-Zobacz. Ładnie ci będzie w czerwieni-zerwałam czerwony mak.
-Yhm. A co z suknią?
-Polecimy do Borisa. Suknia kosztuje 100 OK. I normalnie trwa tydzień, ale... ,,w specjalnych okolicznościach nawet godzina". Chodź, im szybciej, tym lepiej-pognałyśmy do jaskini Borisa.
-Borisss!
-Co? Czemu tak wrzeszczycie?
-Masz przed sobą nową pannę młodą.
-Co? Dark, gratuluję!
-No i... potrzebujemy twojej pomocy.
-Słuchaj, kiedy ja ostatnio widziałem jakiś ślub? Wyszedłem z wprawy!
-Proooszę?-zrobiłam maślane oczy.
-No dobra... ile mam czasu?
-Dzień.
-Dzień? Eh-westchnął- ale macie pomysły. No dobra, chodźmy do Gabrielle, powinna mieć jakieś białe skóry.
Ruszyliśmy do jaskini Alf. Przed wejściem leżało pięć małych kuleczek, które grzały się na słońcu, które co jakiś czas prześwitywało przez chmury.

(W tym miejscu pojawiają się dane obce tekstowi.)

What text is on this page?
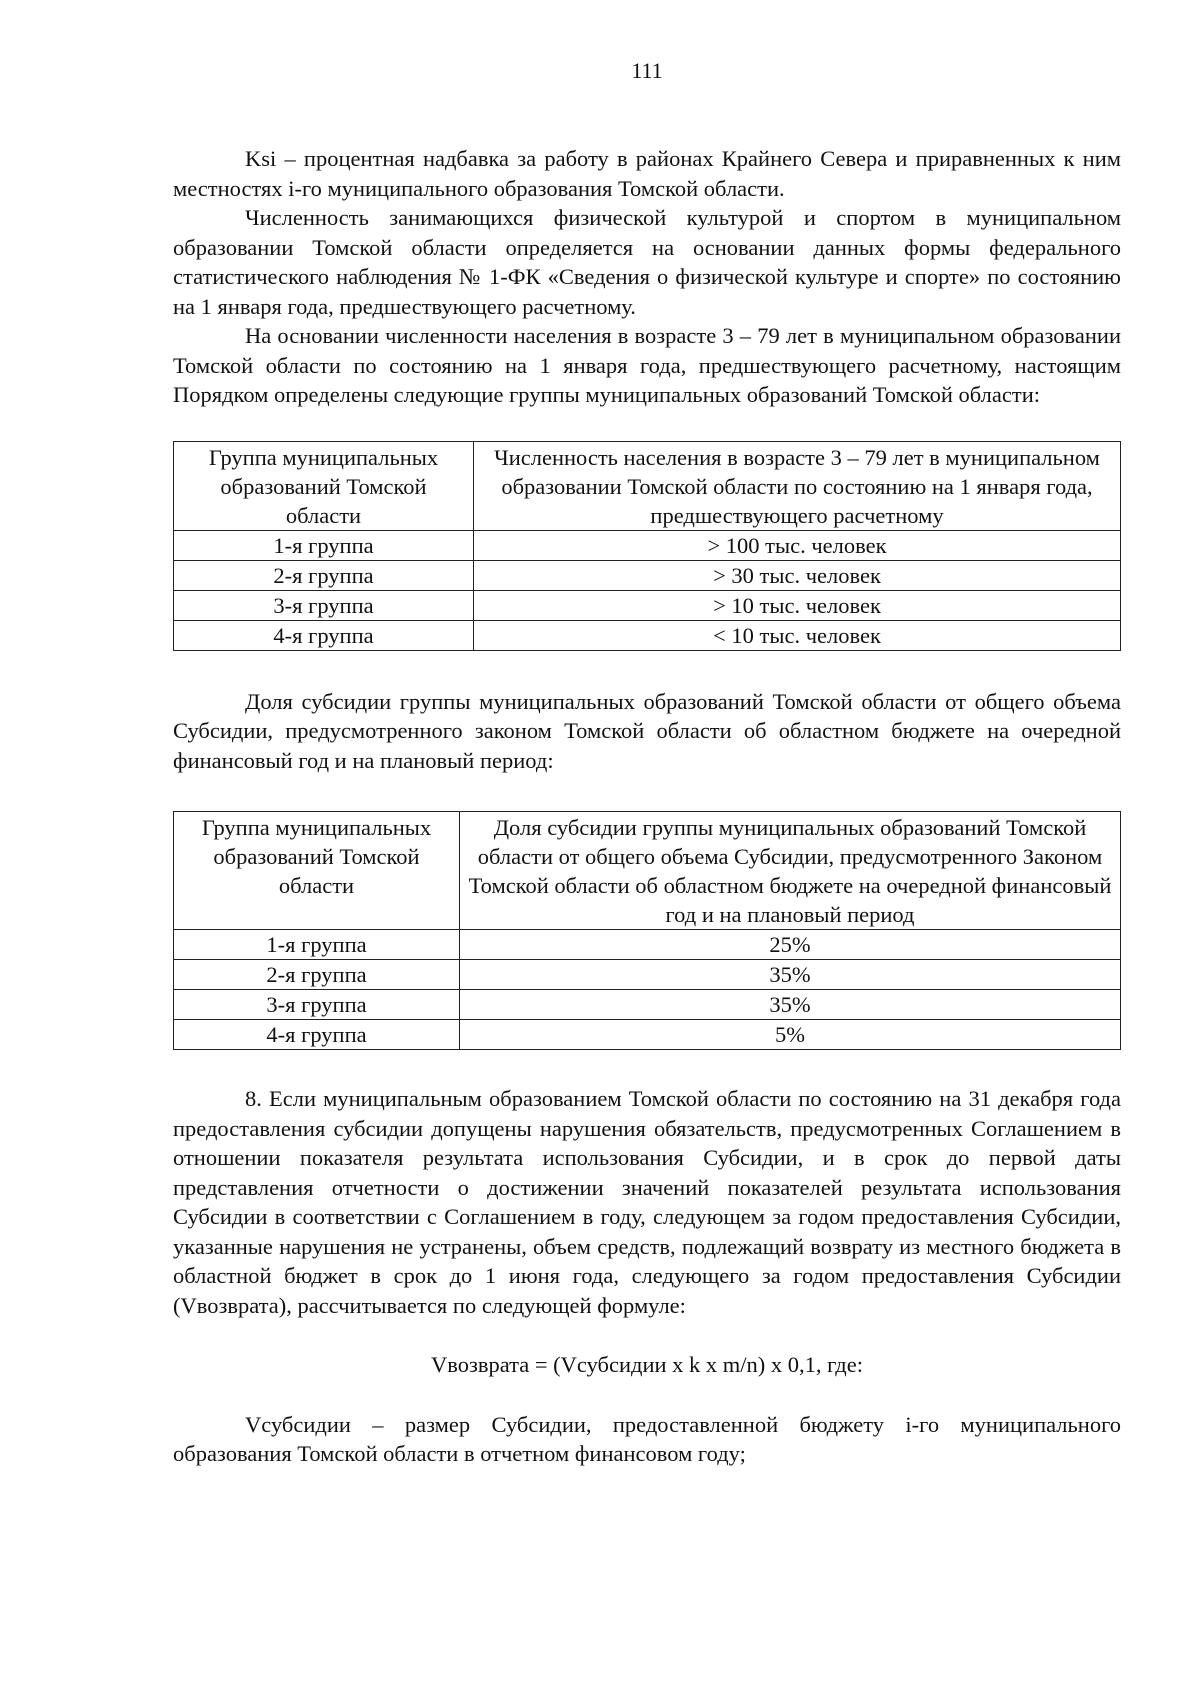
111

Ksi – процентная надбавка за работу в районах Крайнего Севера и приравненных к ним местностях i-го муниципального образования Томской области.

Численность занимающихся физической культурой и спортом в муниципальном образовании Томской области определяется на основании данных формы федерального статистического наблюдения № 1-ФК «Сведения о физической культуре и спорте» по состоянию на 1 января года, предшествующего расчетному.

На основании численности населения в возрасте 3 – 79 лет в муниципальном образовании Томской области по состоянию на 1 января года, предшествующего расчетному, настоящим Порядком определены следующие группы муниципальных образований Томской области:

Группа муниципальных образований Томской области	Численность населения в возрасте 3 – 79 лет в муниципальном образовании Томской области по состоянию на 1 января года, предшествующего расчетному
1-я группа	> 100 тыс. человек
2-я группа	> 30 тыс. человек
3-я группа	> 10 тыс. человек
4-я группа	< 10 тыс. человек

Доля субсидии группы муниципальных образований Томской области от общего объема Субсидии, предусмотренного законом Томской области об областном бюджете на очередной финансовый год и на плановый период:

Группа муниципальных образований Томской области	Доля субсидии группы муниципальных образований Томской области от общего объема Субсидии, предусмотренного Законом Томской области об областном бюджете на очередной финансовый год и на плановый период
1-я группа	25%
2-я группа	35%
3-я группа	35%
4-я группа	5%

8. Если муниципальным образованием Томской области по состоянию на 31 декабря года предоставления субсидии допущены нарушения обязательств, предусмотренных Соглашением в отношении показателя результата использования Субсидии, и в срок до первой даты представления отчетности о достижении значений показателей результата использования Субсидии в соответствии с Соглашением в году, следующем за годом предоставления Субсидии, указанные нарушения не устранены, объем средств, подлежащий возврату из местного бюджета в областной бюджет в срок до 1 июня года, следующего за годом предоставления Субсидии (Vвозврата), рассчитывается по следующей формуле:

Vвозврата = (Vсубсидии x k x m/n) x 0,1, где:

Vсубсидии – размер Субсидии, предоставленной бюджету i-го муниципального образования Томской области в отчетном финансовом году;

Koło nich siedziała Gabrielle, opierając się na ciemnym bbasiorze. Rozmawiali razem, wyraźne rozluźnieni. Niedaleko na brzuchu leżała Mystery, czytając książkę. Zauważyła nas i szturchnęła lekko Gabrielle.
-Hym? Co jest Mer?
-Zobacz.
-Ah... Netir i Dark! Cieszę się, co was tu sprowadza?

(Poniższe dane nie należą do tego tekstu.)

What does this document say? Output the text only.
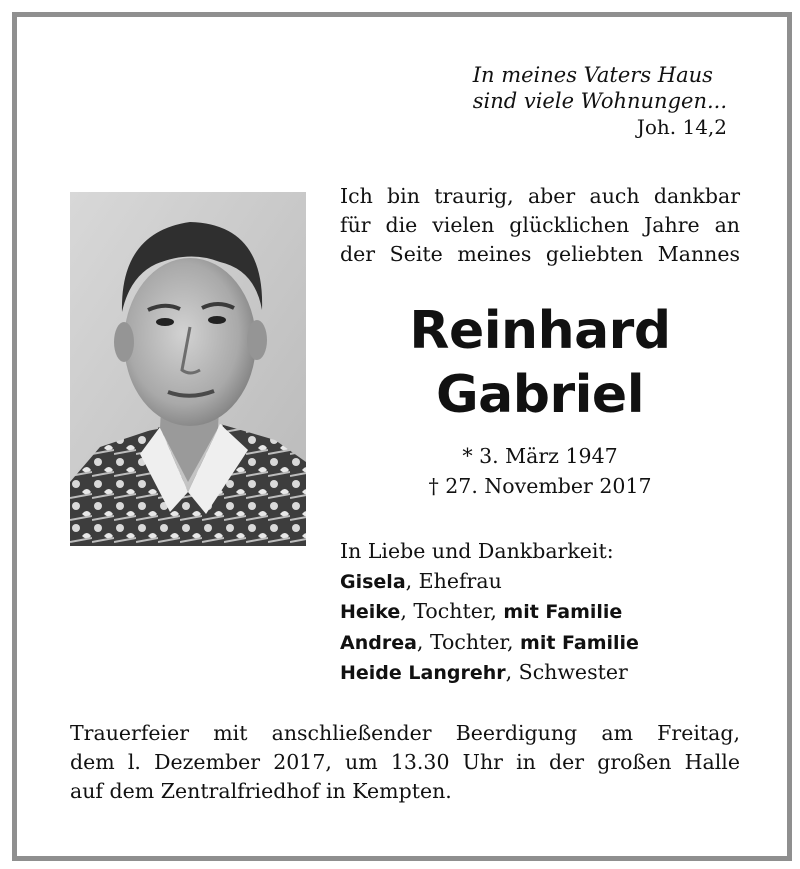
In meines Vaters Haus
sind viele Wohnungen...
Joh. 14,2
Ich bin traurig, aber auch dankbar
für die vielen glücklichen Jahre an
der Seite meines geliebten Mannes
Reinhard
Gabriel
* 3. März 1947
† 27. November 2017
In Liebe und Dankbarkeit:
Gisela, Ehefrau
Heike, Tochter, mit Familie
Andrea, Tochter, mit Familie
Heide Langrehr, Schwester
Trauerfeier mit anschließender Beerdigung am Freitag,
dem l. Dezember 2017, um 13.30 Uhr in der großen Halle
auf dem Zentralfriedhof in Kempten.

-No widzisz....-podniosłam łapę Rabell, a pierścionek zalśnił na jej palcu.
-Tak, wiem. Potrzebujecie...
-Materiałów na suknię ślubną!
Wadera uśmiechnęła się i spojrzała na swojego partnera. Ten pocałował ją lekko i obrócił złoty krążek na palcu wadery.
-No to chodźcie-poprowadziła nas do jednej z jaskiń niedaleko- Darkie, mamy tu dużo skórek z królików, delikatne. I białe, bo jeszcze z zimy. A jeśli chcesz coś nieco grubszego, to mam kilka danieli, też białych. No a tutaj pierze z sów śnieżnych. Co wybierasz?